For seven days, from just after breakfast was cleared until around 7:00 pm, I worked at their large dining room table. It wasn’t completely quiet. The proprietors walked through or talked quietly nearby. Once in a while, another guest trekked in or out. The doorbell rang a few times. Delivery people came and went.

I broke once each day for lunch, and occasionally for a walk in the snow. I had coffee one day with a friend from my MFA program who lived nearby. I knew it was time to stop each evening when my elder son—now 22—wandered over from his nearby internship. In between, I wrote. The first day, I wrote the closing lines of Starting with Goodbye—about what I saw while looking out the window at that “failed” retreat years before.

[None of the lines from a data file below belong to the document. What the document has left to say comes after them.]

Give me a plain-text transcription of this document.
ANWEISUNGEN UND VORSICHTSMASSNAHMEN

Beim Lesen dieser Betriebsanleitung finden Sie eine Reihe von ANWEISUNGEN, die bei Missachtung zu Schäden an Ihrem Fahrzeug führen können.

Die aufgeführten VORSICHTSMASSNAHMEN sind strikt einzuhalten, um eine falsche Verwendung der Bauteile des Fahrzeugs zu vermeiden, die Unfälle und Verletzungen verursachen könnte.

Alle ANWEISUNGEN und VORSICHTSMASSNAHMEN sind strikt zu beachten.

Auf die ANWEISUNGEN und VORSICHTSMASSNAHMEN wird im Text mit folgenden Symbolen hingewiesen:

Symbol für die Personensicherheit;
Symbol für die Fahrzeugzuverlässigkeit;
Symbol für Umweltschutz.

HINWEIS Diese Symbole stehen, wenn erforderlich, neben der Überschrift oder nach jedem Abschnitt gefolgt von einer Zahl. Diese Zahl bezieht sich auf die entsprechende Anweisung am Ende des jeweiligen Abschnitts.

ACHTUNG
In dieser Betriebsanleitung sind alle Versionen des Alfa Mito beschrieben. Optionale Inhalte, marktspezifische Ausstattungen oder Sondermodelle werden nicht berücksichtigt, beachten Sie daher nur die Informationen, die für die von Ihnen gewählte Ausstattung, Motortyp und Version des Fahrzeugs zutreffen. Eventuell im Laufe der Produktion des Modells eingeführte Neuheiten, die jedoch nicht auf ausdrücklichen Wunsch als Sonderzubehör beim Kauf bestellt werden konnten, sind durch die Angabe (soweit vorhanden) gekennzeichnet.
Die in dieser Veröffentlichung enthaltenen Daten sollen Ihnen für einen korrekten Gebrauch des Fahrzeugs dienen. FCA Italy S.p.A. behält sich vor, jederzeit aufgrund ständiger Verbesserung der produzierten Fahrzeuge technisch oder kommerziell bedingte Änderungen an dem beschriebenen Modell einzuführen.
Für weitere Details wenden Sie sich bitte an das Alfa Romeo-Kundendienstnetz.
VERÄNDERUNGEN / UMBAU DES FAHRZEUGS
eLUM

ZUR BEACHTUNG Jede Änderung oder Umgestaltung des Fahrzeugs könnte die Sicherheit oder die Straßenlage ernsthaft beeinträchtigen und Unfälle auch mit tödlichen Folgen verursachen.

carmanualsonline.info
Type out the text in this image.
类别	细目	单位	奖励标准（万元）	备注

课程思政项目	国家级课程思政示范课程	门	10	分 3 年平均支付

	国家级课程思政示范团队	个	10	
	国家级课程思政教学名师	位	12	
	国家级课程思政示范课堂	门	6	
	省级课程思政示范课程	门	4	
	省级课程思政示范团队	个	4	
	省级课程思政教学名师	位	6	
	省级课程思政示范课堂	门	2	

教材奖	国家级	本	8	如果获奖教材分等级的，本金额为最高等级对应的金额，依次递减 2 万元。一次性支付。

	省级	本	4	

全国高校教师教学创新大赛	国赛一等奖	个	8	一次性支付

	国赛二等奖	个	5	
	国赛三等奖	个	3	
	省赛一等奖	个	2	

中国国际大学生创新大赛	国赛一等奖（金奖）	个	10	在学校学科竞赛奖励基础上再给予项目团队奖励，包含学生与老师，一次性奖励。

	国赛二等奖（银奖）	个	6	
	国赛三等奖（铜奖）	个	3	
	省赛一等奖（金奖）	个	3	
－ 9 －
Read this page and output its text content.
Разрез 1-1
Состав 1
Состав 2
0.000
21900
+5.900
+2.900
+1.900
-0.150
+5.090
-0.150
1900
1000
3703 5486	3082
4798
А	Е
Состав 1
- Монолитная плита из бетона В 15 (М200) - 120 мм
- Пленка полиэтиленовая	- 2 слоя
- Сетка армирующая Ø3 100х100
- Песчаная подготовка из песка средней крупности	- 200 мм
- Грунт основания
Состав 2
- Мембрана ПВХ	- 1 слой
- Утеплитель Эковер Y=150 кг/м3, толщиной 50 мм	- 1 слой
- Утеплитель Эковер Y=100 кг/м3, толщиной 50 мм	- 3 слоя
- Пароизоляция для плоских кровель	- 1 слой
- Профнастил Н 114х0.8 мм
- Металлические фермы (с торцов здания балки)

Lisa Romeo’s first book is Starting with Goodbye: A Daughter’s Memoir of Love after Loss. Her work is listed in Best American Essays 2016, has been nominated for additional Best American Essay and Pushcart Prizes, and published in the New York Times, O The Oprah Magazine, Longreads, Brevity, Hippocampus, Under the Sun, and in essay anthologies. Lisa teaches with the Bay Path University MFA program, and completed her own MFA degree at Stonecoast (University of Southern Maine). She lives in northern New Jersey with her husband and sons.

My First Time is a regular feature in which writers talk about virgin experiences in their writing and publishing careers, ranging from their first rejection to the moment of holding their first published book in their hands.


  1. Fascinating how the method is such a part of the work!

    1. Exactly! The more I think about it, the more I see in the pages the influence of the place/time I wrote something!

  2. I could see myself doing the same thing. I'd want to go out and explore rather than sit inside doing a bunch of work. I like the quiet but get more done when there are things going on around me.

    1. Indeed. Some of us learn to create out own version of "quiet" amid the hub-bub.

  3. The classic, "don't know what you got until it's gone" syndrome. It sounds like you learned a lot on that "disastrous writing retreat." Well done. I enjoyed reading your story.

    1. Thank you, Mary. Yes, that's exactly it! And when we find out, we can adjust!

  4. Thanks for the insight. One message I need to tape to my soul: Stop looking for the right environment and start writing. The story will evolve. (And don't spend so much time on social media.